独自の不条理なロジックに従って宇宙の再構築を試みる池添は、この春ニューヨークで始まった2つの権威ある美術展──ホイットニー・ビエンナーレMoMA PS1が5年に一度開催する「Greater New York(グレーター・ニューヨーク)」展──に同時出展して注目を浴びている。両方に参加しているアーティストは、彼とタイナ・H・クルーズの2人だけだ。

この同時出展は、どんなアーティストにとってもキャリアを決定づける大きな転換点となるはずだ。2010年に東京からニューヨークに移って以来、着実に作品を発表してはいるが、さほど知名度の高くない池添の場合、なおさらインパクトは大きい。

彼はニューヨークのギャラリーに所属していない。彼の作品を扱っているのは、少数の熱心なファンを持つアーティストをビエンナーレ級のスターに育て上げてきたことで知られるグアテマラシティの人気ギャラリー、プロイェクトス・ウルトラヴィオレータ(Proyectos Ultravioleta、紫外線プロジェクトの意)だ。

池添もまさにその道を歩んでいると言える。ホイットニー美術館とMoMA PS1に出展する前には、2025年のシャルジャ・ビエンナーレに、ワエル・シャウキー(第1回アート・バーゼル・カタールでフェアディレクターを務めた)やリチャード・ベル、レイヴン・チャコンらとともに参加した。

池添のスタジオの一部。自分の描き方には大学で学んだ版画制作の影響があると考えている。Photo: Christopher Garcia Valle/ARTnews
池添のスタジオの一部。自分の描き方には大学で学んだ版画制作の影響があると考えている。Photo: Christopher Garcia Valle/ARTnews

ミッドタウンの高層ビルの5階に、コンパクトで整然とした彼のスタジオがある。この数カ月というもの、キュレーターや評論家がひっきりなしにやって来ているが、池添の様子は落ち着いたものだ。グレーのスウェットシャツの上に同系色のアウトドアリサーチのジャケットを羽織った彼は、自作に対する他者の解釈には喜んで耳を傾けると言った。ただし、常に同意するわけではない。
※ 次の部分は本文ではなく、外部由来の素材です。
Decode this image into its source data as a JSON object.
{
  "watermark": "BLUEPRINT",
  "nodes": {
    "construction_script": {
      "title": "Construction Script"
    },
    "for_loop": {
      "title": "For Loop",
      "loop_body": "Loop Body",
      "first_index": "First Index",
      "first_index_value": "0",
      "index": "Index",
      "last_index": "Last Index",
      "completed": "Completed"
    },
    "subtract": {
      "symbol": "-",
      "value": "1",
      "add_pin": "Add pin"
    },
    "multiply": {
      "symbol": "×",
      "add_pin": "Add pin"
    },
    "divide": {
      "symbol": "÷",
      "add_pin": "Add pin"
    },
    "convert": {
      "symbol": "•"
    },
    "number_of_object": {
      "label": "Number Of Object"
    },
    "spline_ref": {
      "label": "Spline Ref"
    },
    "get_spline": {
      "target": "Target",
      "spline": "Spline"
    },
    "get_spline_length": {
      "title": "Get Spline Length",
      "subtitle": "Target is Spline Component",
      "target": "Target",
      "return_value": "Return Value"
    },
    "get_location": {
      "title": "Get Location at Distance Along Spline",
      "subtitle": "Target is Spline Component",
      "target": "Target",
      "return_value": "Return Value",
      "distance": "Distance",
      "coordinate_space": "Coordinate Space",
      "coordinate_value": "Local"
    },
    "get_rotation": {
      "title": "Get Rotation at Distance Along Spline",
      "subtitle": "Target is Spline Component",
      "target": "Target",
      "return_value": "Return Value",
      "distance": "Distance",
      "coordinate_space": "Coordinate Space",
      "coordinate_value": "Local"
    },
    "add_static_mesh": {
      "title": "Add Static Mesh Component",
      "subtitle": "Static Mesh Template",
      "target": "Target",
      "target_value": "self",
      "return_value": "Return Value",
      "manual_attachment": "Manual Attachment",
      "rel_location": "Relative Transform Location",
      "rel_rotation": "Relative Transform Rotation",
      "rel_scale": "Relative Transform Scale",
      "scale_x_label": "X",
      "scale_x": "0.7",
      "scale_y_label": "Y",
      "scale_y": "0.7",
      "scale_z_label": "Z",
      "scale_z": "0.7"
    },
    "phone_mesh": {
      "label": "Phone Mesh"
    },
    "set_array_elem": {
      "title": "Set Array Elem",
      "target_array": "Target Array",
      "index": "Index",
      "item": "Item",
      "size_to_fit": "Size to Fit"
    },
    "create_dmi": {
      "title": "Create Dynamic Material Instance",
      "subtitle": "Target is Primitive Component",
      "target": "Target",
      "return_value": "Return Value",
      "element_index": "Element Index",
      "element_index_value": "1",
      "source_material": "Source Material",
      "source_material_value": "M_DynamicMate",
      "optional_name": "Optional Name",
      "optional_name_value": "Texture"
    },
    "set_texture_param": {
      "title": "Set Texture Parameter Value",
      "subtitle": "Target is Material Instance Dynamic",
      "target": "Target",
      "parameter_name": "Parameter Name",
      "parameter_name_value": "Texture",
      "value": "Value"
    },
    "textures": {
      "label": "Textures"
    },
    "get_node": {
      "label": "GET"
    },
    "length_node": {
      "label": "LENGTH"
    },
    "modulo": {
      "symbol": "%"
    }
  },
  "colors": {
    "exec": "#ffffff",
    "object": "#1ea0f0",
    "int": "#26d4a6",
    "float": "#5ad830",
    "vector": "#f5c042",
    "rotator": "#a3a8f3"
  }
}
彼は「絵の中の動物を何かの象徴として捉える人もいます。カエルを見ると自動的に悪徳政治家を連想するとか」と言って、一瞬考え込み、こう続けた。「そう見えるのかもしれないけれど、私がやっているのはそういうことじゃないんです」

遊び心のある表現で重いテーマを描く多層的な作品

池添彰《Robot Stories Around Solar Panels》(2025) Photo: Courtesy the artist and Proyectos Ultravioleta, Guatemala City, Guatemala
池添彰《Robot Stories Around Solar Panels》(2025) Photo: Courtesy the artist and Proyectos Ultravioleta, Guatemala City, Guatemala

ホイットニー・ビエンナーレに並ぶ他の作品に比べ、池添の絵は軽やかな印象を与える。同展に出品された絵画の1つ、《Robot Stories Around Solar Panels(太陽光パネルの周りのロボット・ストーリーズ)》(2025)には大勢の機械人間たちが描かれ、巨大な貝から真珠を取り出したり、ボッティチェリの《ヴィーナスの誕生》を真似たポーズを取ったりしている。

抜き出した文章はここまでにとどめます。